30 April 2024 10:19
Hakim konstitusi adalah negarawan yang diharapkan mampu menjaga maruah konstitusi. Karena itu pula, semestinya seorang hakim konstitusi netral dan tidak berada dalam pusaran konflik kepentingan.
Dia juga harus bebas dari anasir-anasir yang bisa memicu konflik kepentingan. Apalagi saat sedang memutus perkara, dengan dalih apapun.
Namun, Mahkamah Konstitusi (MK) sepertinya tidak jemu bermain dengan konflik kepentingan. Atau paling tidak, menyerempet-nyerempet dengan konflik kepentingan tersebut.
Itu terlihat saat MK mendorong Arsul Sani untuk menjadi hakim saat mengadili sidang Perselisihan Hasil Pemilihan Umum (PHPU) Legislatif 2024 yang melibatkan partai yang pernah dipimpinnya, Partai Persatuan Pembangunan (PPP).
MK memutuskan melibatkan Arsul Sani untuk ikut menyidangkan perkara PHPU legislatif dengan pemohon PPP. Partai berlambang Kakbah ini merupakan partai yang paling banyak mengajukan PHPU, sebagai imbas dari ketidaklolosan mereka ke parlemen.
MK mendalilkan pelibatan Arsul yang merupakan salah satu petinggi partai tersebut agar persidangan berjalan lancar. Sebab, ada tiga panel dalam sengketa pileg dengan minimal hakim dalam tiap panel adalah tiga orang. Jika Arsul tidak dilibatkan akan menyebabkan kuorum hakim di tiap-tiap panel menjadi tidak cukup.
Kendati demikian, MK menegaskan Arsul tidak akan menggunakan hak untuk memutus sidang yang berkaitan dengan PPP, baik sebagai pemohon atau pihak terkait, termasuk saat sesi pendalaman.
Memang, kita tidak meragukan integritas seorang Arsul Sani.
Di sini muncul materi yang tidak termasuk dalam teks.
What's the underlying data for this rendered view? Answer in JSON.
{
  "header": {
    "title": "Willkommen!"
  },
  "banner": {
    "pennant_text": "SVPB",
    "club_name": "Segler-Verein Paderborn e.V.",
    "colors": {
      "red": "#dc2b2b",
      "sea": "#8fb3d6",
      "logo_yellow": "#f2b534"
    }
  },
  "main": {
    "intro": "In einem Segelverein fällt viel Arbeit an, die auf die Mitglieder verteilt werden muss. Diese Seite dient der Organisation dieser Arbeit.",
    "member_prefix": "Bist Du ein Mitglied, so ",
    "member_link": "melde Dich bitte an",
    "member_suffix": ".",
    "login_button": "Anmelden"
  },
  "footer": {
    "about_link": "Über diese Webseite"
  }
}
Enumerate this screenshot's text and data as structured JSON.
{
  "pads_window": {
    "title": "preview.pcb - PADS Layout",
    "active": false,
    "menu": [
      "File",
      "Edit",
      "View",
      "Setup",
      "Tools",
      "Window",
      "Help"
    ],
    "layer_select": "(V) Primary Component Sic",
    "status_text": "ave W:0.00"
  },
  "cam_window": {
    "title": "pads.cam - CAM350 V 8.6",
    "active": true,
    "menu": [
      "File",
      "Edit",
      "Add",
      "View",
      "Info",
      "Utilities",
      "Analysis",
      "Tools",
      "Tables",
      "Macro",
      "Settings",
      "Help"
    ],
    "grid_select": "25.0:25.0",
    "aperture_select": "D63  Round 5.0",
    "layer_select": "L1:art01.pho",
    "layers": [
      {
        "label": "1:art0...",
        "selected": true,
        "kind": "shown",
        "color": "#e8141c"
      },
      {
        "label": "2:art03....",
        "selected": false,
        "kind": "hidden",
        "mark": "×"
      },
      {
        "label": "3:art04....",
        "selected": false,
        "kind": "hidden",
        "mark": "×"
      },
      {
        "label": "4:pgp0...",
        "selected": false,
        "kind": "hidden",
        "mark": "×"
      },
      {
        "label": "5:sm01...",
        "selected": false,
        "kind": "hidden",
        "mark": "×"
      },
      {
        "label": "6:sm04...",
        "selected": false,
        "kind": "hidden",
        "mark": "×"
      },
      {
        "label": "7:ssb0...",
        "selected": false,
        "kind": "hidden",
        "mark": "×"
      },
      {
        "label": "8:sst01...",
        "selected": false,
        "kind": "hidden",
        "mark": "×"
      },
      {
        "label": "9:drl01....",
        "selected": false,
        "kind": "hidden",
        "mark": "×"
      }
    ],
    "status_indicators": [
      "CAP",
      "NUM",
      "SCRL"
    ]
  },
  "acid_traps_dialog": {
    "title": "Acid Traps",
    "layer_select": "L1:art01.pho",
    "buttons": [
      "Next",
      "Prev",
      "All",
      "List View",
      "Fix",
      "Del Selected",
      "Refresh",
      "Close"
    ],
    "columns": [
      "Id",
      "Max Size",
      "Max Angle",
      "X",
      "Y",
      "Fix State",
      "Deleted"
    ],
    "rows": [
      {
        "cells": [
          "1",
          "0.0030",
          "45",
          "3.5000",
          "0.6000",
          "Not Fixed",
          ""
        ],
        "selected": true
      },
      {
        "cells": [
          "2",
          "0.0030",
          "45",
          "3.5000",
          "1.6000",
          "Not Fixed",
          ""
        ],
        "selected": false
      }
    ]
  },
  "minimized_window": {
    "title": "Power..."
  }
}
Kita sangat yakin dia punya sikap negarawan dan memiliki integritas yang bisa memisahkan kepentingan kelompok dan pribadi. Apalagi, Arsul juga telah disumpah untuk selalu objektif dan taat pada konstitusi.
Bahkan, Arsul juga sudah meminta kepada MK untuk tidak dilibatkan dalam persidangan yang melibatkan PPP. Kita apresiasi keengganan Arsul dalam melibatkan diri ke sidang-sidang yang berpotensi membawanya ke konflik kepentingan. Kita angkat topi untuk ikhtiarnya menjauh dari tarikan konflik kepentingan itu.
Namun, sayangnya, MK sebagai institusi justru ingin membawa Arsul ke tengah pusaran kepentingan. Dengan dalih efisiensi, MK seolah hendak mengabaikan bahwa persoalan utama yang membuat lembaga itu kehilangan kepercayaan ialah lekatnya konflik kepentingan.
Alasan teknis semestinya tidak boleh mengaburkan prinsip besar, yaitu hakim seharusnya menjaga netralitas dan menjauh dari konflik kepentingan.
Merunut ke belakang, MK punya preseden terbentur dengan konflik kepentingan. Yang paling fenomenal adalah gugatan syarat usia calon presiden dan wakil presiden. Dalam kasus ini, Majelis Kehormatan Mahkamah Konstitusi (MKMK) memutuskan Anwar Usman terbukti melakukan pelanggaran berat terhadap kode etik dan perilaku hakim konstitusi.
Publik tidak ingin kasus seperti itu terulang kembali. Publik juga tidak mau MK sebagai penjaga muruah konstitusi terkooptasi dengan kepentingan sempit partai politik. Kewenangan MK sangat besar, dan keputusannya yang bersifat final dan mengikat memberi dampak sangat besar bagi perjalanan bangsa ini. Untuk itu, tidak ada kata lain, MK harus tegas menjaga netralitasnya, tanpa kompromi dengan dalih teknis.
Dengan banyaknya PHPU, ada baiknya juga untuk dipertimbangkan tidak ada lagi hakim konstitusi dari partai politik. Tentu kita masih ingat nasib hakim-hakim dari partai politik, seperti Patrialis Akbar dan Akil Mohtar. Dengan fungsi MK yang sangat strategis dalam sistem hukum dan ketatanegaraan kita, jangan sampai MK menjadi alat kepentingan politik sempit dan jangka pendek.